No matter. If you love the nickname and want it to remain, then whatever Snyder does is simply a necessary means to an appropriate end. A desired end. Indeed, the reason that Snyder's elaborate pro-nickname agitprop campaign seems utterly tone-deaf to his opponents isn't because it's amateurish and poorly conceived; it's because moniker critics aren't part of the target audience. Like Fox News or MSNBC, the Redskins facts website preaches to the converted. Consider the following nuggets, lifted from the site:
"We believe the Redskins name deserves to stay. It epitomizes all the noble qualities we admire about Native Americans—the same intangibles we expect from Washington's gridiron heroes on game day. Honor. Loyalty. Unity. Respect. Courage. And more."
"The Redskins name is a self-reference in the context of the football team itself—and in no way should it be considered a slur targeted at a specific ethnic subgroup of Americans."
"Tired of liberal media pushing its agenda on the Redskins? You're not alone."
Do the Native Americans who produced this commercial count as members of the liberal media? Can a slur also be a term of honor? Could a self-reference in the context of the football team itself be any more tautological?
The answers aren't important, because Snyder's public relations push isn't designed to make fence-sitters think. It's designed to make true believers feel, to keep loyalists from breaking ranks with the party, to help fans who already support the nickname continue to do so without any pesky, encroaching guilt. Small wonder, then, that the self-proclaimed "online community of passionate Washington fans" reportedly looks very much like a product of crisis management firm Busron-Marsteller, which previously has burnished the public images of military contractor Blackwater USA and the manufacturer of the Three Mile Island nuclear plant. And no surprise that Snyder's team has hired the likes of former White House press secretary Ari Fleischer, former White House adviser Lanny Davis, and political messaging guru Frank Luntz to craft and massage their nickname strategy. A political-style campaign calls for political expertise—are the feel-good optics of Mission Accomplished all that different from the Washington NFL team recently feting Navajo Nation high school students with gratis tickets to an Arizona Cardinals game, or trotting out a group of Navajo Code Talkers clad in team logo-festooned varsity jackets?
Earlier this year, comedian and HBO television host Bill Maher launched a half-joking "Flip a District" campaign, a Quixotic attempt to unseat an otherwise safe Republican Congressional incumbent. Eschewing Gohmert—too obvious, really—Maher settled on John Kline, a 12-year Capitol Hill veteran who represents a district outside Minneapolis.
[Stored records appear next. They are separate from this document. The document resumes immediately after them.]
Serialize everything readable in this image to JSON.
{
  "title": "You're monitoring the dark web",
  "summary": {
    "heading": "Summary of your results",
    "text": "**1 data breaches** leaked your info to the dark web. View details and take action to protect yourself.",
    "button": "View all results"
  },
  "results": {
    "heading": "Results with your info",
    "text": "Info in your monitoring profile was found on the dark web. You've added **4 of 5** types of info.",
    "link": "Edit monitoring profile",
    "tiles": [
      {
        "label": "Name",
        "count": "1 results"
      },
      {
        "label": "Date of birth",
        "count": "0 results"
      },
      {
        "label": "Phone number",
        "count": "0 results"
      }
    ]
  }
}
Maher mocked Kline for his voting record; for being a puppet of the for-profit education industry; for being the "living embodiment of legislation for hire." He paid a visit to Minnesota, where he blasted the candidate for voting "exactly like crazy people." Meanwhile, Kline wore Maher's derision as badge of honor—and used it to raise money, too, sending an email to supporters that in part read:
"… as promised, Maher is turning his liberal guns on our districts and using his TV megaphone and million-dollar war chest to defeat me in November …
… my opponent … is walking hand-in-hand with Maher and has practically named him his campaign manager, focusing on the #FlipADistrict campaign against me and doing whatever he can to pander to Maher and his extreme liberal friends …"
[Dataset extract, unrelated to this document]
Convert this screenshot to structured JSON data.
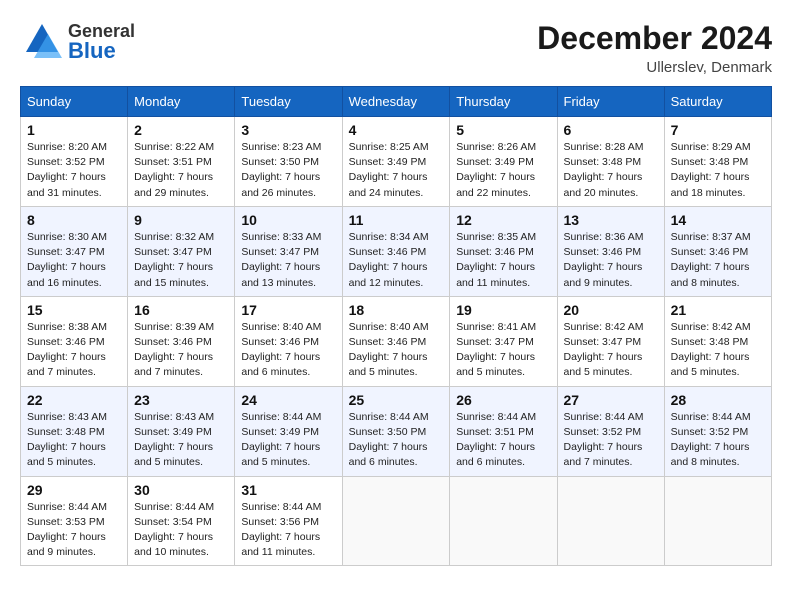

Kline is expected to win his race handily. In a way, perhaps Snyder can relate. Never particularly popular in Washington—losing early and often can be hell on one's NFL owner approval ratings, as can handing millions of dollars to Albert Haynesworth — the owner has found a kind of common ground with his team's supporters, at least when it comes to the nickname debate. The candidate and his constituents share the same myopic sense of pride, nurse the same sense of beleaguered grievance. The night before the team's season-opening road game against Houston, Snyder addressed a group of fans at a local pub. Thanking the crowd for their support, he was drowned out by a chant: Keep the name! Keep the name! For a moment, at least, the incumbent didn't sound crazy, didn't seem out of touch. He was a man of the people. His people. Everything made perfect sense.